Juan Suárez Blanco inunda Máxima Estudio-Taller de arte abstracto


juan-suarez-blanco-inunda-maxima-estudio-taller-de-arte-abstracto
Espectadores interactuando con la pieza La piel del océano (2018, mixta sobre lienzo), homenaje a Ernest Hemingway

Juan Suárez Blanco inunda Máxima Estudio-Taller de arte abstracto

Elaine Caballero Sabugueiro

Periodista

Cuando se trata del arte abstracto en Cuba, existen figuras canónicas, imprescindibles para tomarle el pulso a esta manifestación a través de tiempo.

Desde finales de los años 60 del siglo XX, emergió en Pinar del Río un artista (oriundo de Artemisa), escultor por demás, un hombre que desde su tiempo de estudiante demostró talento, paciencia para lograr buenos resultados, un creador de a todas que, sin importar alejarse del contexto «ideal» para comercializar su obra en la Isla, se ha convertido en un referente imprescindible del arte conceptual y abstracto.

Su primera exposición en el 2020 lleva el nombre de Contrapunto y se exhibe en el espacio de Máxima Estudio-Taller (calle Monserrate, esquina Tejadillo).

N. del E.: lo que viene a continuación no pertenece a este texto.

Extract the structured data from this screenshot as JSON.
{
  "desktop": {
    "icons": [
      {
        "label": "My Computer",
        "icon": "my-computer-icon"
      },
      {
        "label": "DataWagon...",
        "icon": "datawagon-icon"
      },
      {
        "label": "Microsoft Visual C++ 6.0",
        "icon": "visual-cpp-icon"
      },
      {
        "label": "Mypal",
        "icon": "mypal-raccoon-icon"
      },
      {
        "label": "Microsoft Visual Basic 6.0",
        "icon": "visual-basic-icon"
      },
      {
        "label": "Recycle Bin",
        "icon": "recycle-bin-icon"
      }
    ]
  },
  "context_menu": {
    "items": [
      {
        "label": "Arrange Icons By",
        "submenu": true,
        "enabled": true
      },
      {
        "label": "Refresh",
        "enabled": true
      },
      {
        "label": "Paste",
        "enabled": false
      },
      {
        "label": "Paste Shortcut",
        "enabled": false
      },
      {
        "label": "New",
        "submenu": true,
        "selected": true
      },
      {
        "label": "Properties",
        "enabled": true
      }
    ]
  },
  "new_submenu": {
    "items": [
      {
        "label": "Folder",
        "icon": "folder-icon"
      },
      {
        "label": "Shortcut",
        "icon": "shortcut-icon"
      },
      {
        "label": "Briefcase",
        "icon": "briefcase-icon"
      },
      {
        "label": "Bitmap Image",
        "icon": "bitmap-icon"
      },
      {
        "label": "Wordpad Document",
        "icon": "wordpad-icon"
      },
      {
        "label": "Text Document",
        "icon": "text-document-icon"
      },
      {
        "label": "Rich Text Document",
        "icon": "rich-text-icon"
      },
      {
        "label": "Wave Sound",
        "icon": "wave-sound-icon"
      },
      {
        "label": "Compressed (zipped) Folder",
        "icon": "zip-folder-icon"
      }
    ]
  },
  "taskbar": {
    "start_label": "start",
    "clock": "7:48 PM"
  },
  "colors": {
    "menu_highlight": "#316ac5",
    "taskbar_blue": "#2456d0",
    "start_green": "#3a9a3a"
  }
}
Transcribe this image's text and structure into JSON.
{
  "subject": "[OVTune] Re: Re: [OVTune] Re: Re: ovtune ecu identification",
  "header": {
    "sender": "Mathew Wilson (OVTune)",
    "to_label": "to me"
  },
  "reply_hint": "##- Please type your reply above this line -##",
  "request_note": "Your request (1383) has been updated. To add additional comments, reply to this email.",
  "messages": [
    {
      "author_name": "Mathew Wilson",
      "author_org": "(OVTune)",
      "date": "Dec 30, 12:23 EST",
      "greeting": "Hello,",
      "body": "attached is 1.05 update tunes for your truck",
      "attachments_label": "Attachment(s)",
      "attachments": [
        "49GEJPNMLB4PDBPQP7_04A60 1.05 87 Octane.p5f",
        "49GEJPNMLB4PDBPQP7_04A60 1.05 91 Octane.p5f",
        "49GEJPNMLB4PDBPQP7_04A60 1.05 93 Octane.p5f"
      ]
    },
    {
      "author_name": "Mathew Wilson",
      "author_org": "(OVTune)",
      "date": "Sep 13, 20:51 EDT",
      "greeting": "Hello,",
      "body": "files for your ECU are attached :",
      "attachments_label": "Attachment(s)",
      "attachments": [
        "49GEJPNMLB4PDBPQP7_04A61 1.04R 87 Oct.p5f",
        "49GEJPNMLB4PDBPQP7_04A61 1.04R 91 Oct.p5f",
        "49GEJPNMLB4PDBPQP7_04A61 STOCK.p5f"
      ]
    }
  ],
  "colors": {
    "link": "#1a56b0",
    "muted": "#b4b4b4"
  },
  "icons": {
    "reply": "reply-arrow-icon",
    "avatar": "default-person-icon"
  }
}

«Todo está dirigido a la ecología, al hombre, su existencia, sus sueños, aspiraciones, su manera de enfrentar la vida», confiesa Suárez Blanco sobre su más reciente muestra. «Era algo que tenía pendiente», añade, «unificar en un espacio varios momentos de mi trabajo, aparentemente contradictorios por temáticas, por maneras de hacer, pero que tienen que ver con el giro musical que quiero realizar. La palabra contrapunto tiene que ver con el lenguaje de la música. Mi obra quiero que tenga ese espíritu, entretejer cosas, armar controversias, que se desafíen unas a las otras, al final todas tienen un hilo conductor».

El autor de la serie Erosión asegura que la forma que escogió para expresarse no fue algo premeditado, «más bien  va saliendo en el trabajo. En la década del 80 hice un arte quizás muy apegado a la figuración. Ya en los 90 comencé con el arte conceptual porque tenía esa orientación. Era un terrible infierno entre la esencialidad y la complejidad, ir decantando para llevar la máxima expresión al resumen. Recuerdo una frase del maestro Félix Beltrán: “exigir más con menos”. Entonces, empecé a realizar una abstracción determinada por la decantación. Después comenzó una etapa de experimentación, de búsqueda, de ir incorporando elementos que había utilizado en otras obras. Todo, muy apegado al sentir del escultor que fui primero».

Sus esculturas, al igual que gran parte de su producción pictórica, son «alegorías a los problemas de la existencia humana» y responden a una pregunta que todo hombre o mujer se ha formulado en algún momento: «¿quiénes somos, de dónde venimos y hacia dónde vamos? Ese es el primer objetivo, lo otro es un slogan que lo voy a decir de manera literaria: “la metáfora de la resistencia”».

En un inicio, Suárez Blanco encontraba un objeto y, a lo Marcel Duchamp, trataba de convertirlo en una obra de arte: «eso fue en una etapa de la adolescencia a la juventud». En un viaje hacia el pasado, durante esta entrevista, Juan recuerda sus primeros trabajos escultóricos en los que incluía fragmentos de madera y de metal, entre otros materiales, que evocaban yunques, punzones, clavos... Al respecto comenta: «De cierto modo me nutría de determinada iconografía cristiana y pasajes bíblicos, los traía a nuestro tiempo; es decir, intentaba reflejar cómo el hombre sentía o se comunicaba».

El uso de objetos cortantes es otra de las variables frecuentes en sus piezas. En ciertas ocasiones se recurre a la idea del sacrificio, como quien quiere dejar una herida a la intemperie, con plena conciencia de que en su justo momento, esa herida sanará sin contratiempos.

«Hay que cortar por lo sano», he aquí una frase del argot popular que Suárez Blanco tiene clara. «El cuchillo lo utilizamos en la vida doméstica, nunca pensé que fuera un elemento de agresividad, sino para significar que tengo una parte oxidada, pero hay otra que todavía corta. En la serie Erosión trabajo con planchas metálicas que se van oxidando, deteriorando y, sin embargo hay zonas con filo, en esos metales todavía hay posibilidad de vida. Se pulen y vuelven a cortar. Trato de revalorizar estos materiales aparentemente efímeros con un espíritu, para que sus posibilidades expresivas se vuelvan a sentir».

Justamente sobre el sentir creativo de Juan Suárez Blanco, el crítico y curador David Mateo ha dicho una verdad irrefutable con motivo de Contrapunto: en ella, «la realidad del arte ha sido puesta en jaque una vez más por la realidad ordinaria».